Several sources have also relayed that this investigation came about after at least one of Tyndall’s former players went to the NCAA with several accusations after Tyndall left Hattiesburg for Knoxville. Additionally, CBS Sports noted that the alleged violations at Southern Miss could go deeper than the Proposition 48 issues first reported by Bleacher Report.
This isn’t trending in a good direction for Tyndall and Tennessee – there’s no denying that.
Yet, as serious as the allegations are and with as many people lining up to testify against Tyndall as there appear to be, the NCAA can’t punish Tyndall without physical proof that he knew about, and/or was an active participant in, these alleged violations. It’s too early to say if the NCAA will be able to produce enough of just that as the investigation unfolds.
It’s worth noting that Tyndall was not named in the NCAA’s investigation into violations Morehead State committed under his watch. Morehead received two years of probation for “major violations in its recruiting related to booster activity” in August of 2010. Tyndall was the head coach at Morehead State from 2006 to 2012 before taking the reins at Southern Miss.
Tyndall has publicly expressed confidence that this storm will pass. “I’m not allowed to comment on it,” Tyndall said when speaking to the Knoxville Quarterback Club on Monday. “I know there will be probably be those that want to ask and have questions, but I will be fully cooperating. I can’t comment at all until it’s run its course, but I feel very confident that everything is going to be fine. I just have to leave it at that.”

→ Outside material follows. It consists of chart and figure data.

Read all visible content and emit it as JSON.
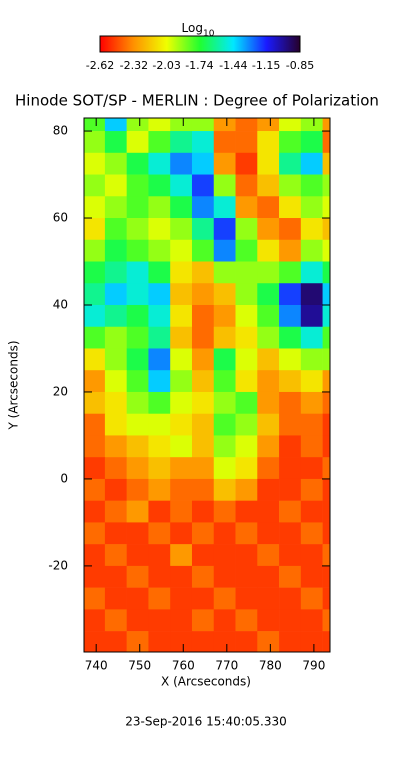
{
  "chart_data": {
    "type": "heatmap",
    "title": "Hinode SOT/SP - MERLIN : Degree of Polarization",
    "x_label": "X (Arcseconds)",
    "y_label": "Y (Arcseconds)",
    "footer": "23-Sep-2016 15:40:05.330",
    "colorbar_label": "Log",
    "colorbar_label_sub": "10",
    "colormap": [
      "#ff0000",
      "#ff9000",
      "#f0ff00",
      "#20ff30",
      "#00e8ff",
      "#1a1aff",
      "#26002a"
    ],
    "clim": [
      -2.62,
      -0.85
    ],
    "cticks": [
      -2.62,
      -2.32,
      -2.03,
      -1.74,
      -1.44,
      -1.15,
      -0.85
    ],
    "xlim": [
      737.2,
      793.7
    ],
    "ylim": [
      -39.8,
      83.0
    ],
    "xticks": [
      740,
      750,
      760,
      770,
      780,
      790
    ],
    "yticks": [
      -20,
      0,
      20,
      40,
      60,
      80
    ],
    "x_edges": [
      737.2,
      742,
      747,
      752,
      757,
      762,
      767,
      772,
      777,
      782,
      787,
      792,
      793.7
    ],
    "y_edges": [
      83.0,
      80,
      75,
      70,
      65,
      60,
      55,
      50,
      45,
      40,
      35,
      30,
      25,
      20,
      15,
      10,
      5,
      0,
      -5,
      -10,
      -15,
      -20,
      -25,
      -30,
      -35,
      -39.8
    ],
    "values": [
      [
        -1.8,
        -1.4,
        -1.9,
        -2.0,
        -1.9,
        -1.9,
        -2.3,
        -2.4,
        -2.3,
        -2.0,
        -1.9,
        -2.3
      ],
      [
        -1.9,
        -1.7,
        -2.0,
        -1.8,
        -1.6,
        -1.5,
        -2.4,
        -2.4,
        -2.1,
        -1.8,
        -1.7,
        -2.4
      ],
      [
        -2.0,
        -1.9,
        -1.7,
        -1.5,
        -1.3,
        -1.4,
        -2.3,
        -2.5,
        -2.1,
        -1.6,
        -1.4,
        -2.2
      ],
      [
        -1.9,
        -2.0,
        -1.8,
        -1.7,
        -1.5,
        -1.2,
        -1.9,
        -2.4,
        -2.2,
        -1.9,
        -1.8,
        -1.9
      ],
      [
        -2.0,
        -1.9,
        -1.8,
        -1.9,
        -1.7,
        -1.3,
        -1.5,
        -2.3,
        -2.4,
        -2.1,
        -1.9,
        -2.0
      ],
      [
        -2.1,
        -1.8,
        -1.9,
        -2.0,
        -1.9,
        -1.6,
        -1.2,
        -1.9,
        -2.3,
        -2.4,
        -2.1,
        -2.2
      ],
      [
        -1.9,
        -1.7,
        -1.8,
        -1.9,
        -2.0,
        -1.8,
        -1.3,
        -1.8,
        -2.1,
        -2.3,
        -1.9,
        -2.0
      ],
      [
        -1.7,
        -1.6,
        -1.5,
        -1.7,
        -2.1,
        -2.2,
        -1.9,
        -1.9,
        -1.9,
        -1.8,
        -1.5,
        -1.7
      ],
      [
        -1.6,
        -1.4,
        -1.5,
        -1.4,
        -2.2,
        -2.3,
        -2.2,
        -1.9,
        -1.7,
        -1.2,
        -0.95,
        -1.4
      ],
      [
        -1.5,
        -1.6,
        -1.7,
        -1.5,
        -2.1,
        -2.4,
        -2.3,
        -2.0,
        -1.8,
        -1.3,
        -1.0,
        -1.5
      ],
      [
        -1.8,
        -1.9,
        -1.8,
        -1.6,
        -2.2,
        -2.4,
        -2.2,
        -2.1,
        -1.9,
        -1.7,
        -1.5,
        -1.8
      ],
      [
        -2.1,
        -1.9,
        -1.7,
        -1.3,
        -2.0,
        -2.3,
        -1.7,
        -2.0,
        -2.2,
        -2.0,
        -1.9,
        -1.9
      ],
      [
        -2.3,
        -2.0,
        -1.8,
        -1.4,
        -1.9,
        -2.2,
        -1.8,
        -2.1,
        -2.3,
        -2.2,
        -2.1,
        -2.3
      ],
      [
        -2.2,
        -2.1,
        -1.9,
        -1.8,
        -2.0,
        -2.1,
        -1.9,
        -1.8,
        -2.3,
        -2.4,
        -2.3,
        -2.4
      ],
      [
        -2.4,
        -2.1,
        -2.0,
        -2.0,
        -2.1,
        -2.2,
        -1.8,
        -1.9,
        -2.2,
        -2.4,
        -2.4,
        -2.5
      ],
      [
        -2.4,
        -2.3,
        -2.2,
        -2.1,
        -2.0,
        -2.2,
        -1.9,
        -2.0,
        -2.3,
        -2.5,
        -2.4,
        -2.5
      ],
      [
        -2.5,
        -2.4,
        -2.3,
        -2.2,
        -2.3,
        -2.3,
        -2.0,
        -2.1,
        -2.4,
        -2.5,
        -2.5,
        -2.4
      ],
      [
        -2.4,
        -2.5,
        -2.4,
        -2.3,
        -2.4,
        -2.4,
        -2.2,
        -2.3,
        -2.5,
        -2.5,
        -2.4,
        -2.5
      ],
      [
        -2.5,
        -2.4,
        -2.3,
        -2.5,
        -2.4,
        -2.5,
        -2.4,
        -2.5,
        -2.5,
        -2.4,
        -2.5,
        -2.5
      ],
      [
        -2.4,
        -2.5,
        -2.5,
        -2.4,
        -2.5,
        -2.4,
        -2.5,
        -2.4,
        -2.5,
        -2.5,
        -2.4,
        -2.5
      ],
      [
        -2.5,
        -2.4,
        -2.5,
        -2.5,
        -2.3,
        -2.5,
        -2.5,
        -2.5,
        -2.4,
        -2.5,
        -2.5,
        -2.4
      ],
      [
        -2.5,
        -2.5,
        -2.4,
        -2.5,
        -2.5,
        -2.4,
        -2.5,
        -2.5,
        -2.5,
        -2.4,
        -2.5,
        -2.5
      ],
      [
        -2.4,
        -2.5,
        -2.5,
        -2.4,
        -2.5,
        -2.5,
        -2.4,
        -2.5,
        -2.5,
        -2.5,
        -2.4,
        -2.5
      ],
      [
        -2.5,
        -2.4,
        -2.5,
        -2.5,
        -2.5,
        -2.4,
        -2.5,
        -2.4,
        -2.5,
        -2.5,
        -2.5,
        -2.4
      ],
      [
        -2.5,
        -2.5,
        -2.4,
        -2.5,
        -2.5,
        -2.5,
        -2.5,
        -2.5,
        -2.4,
        -2.5,
        -2.5,
        -2.5
      ]
    ]
  }
}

That message is consistent with what Tyndall said shortly after news of the investigation broke last week.”If I’m asked to cooperate I will cooperate 100%,” he said. “That’s all I will say or can say at this time.”
According to ESPN, Tyndall has retained the counsel of Stu Brown – an attorney with Ice Miller’s Collegiate Sports Practice in Indianapolis. According to Ice Miller’s website, Brown “counsels and represents college athletics stakeholders including universities, conferences, coaches, administrators, student-athletes and commercial entities. He assists these clients regarding NCAA rules compliance and infractions; student-athlete eligibility; coach and administrator employment contracts and employment termination matters; endorsement, licensing and sponsorship agreements; strategic planning; dispute resolution; and other business matters.”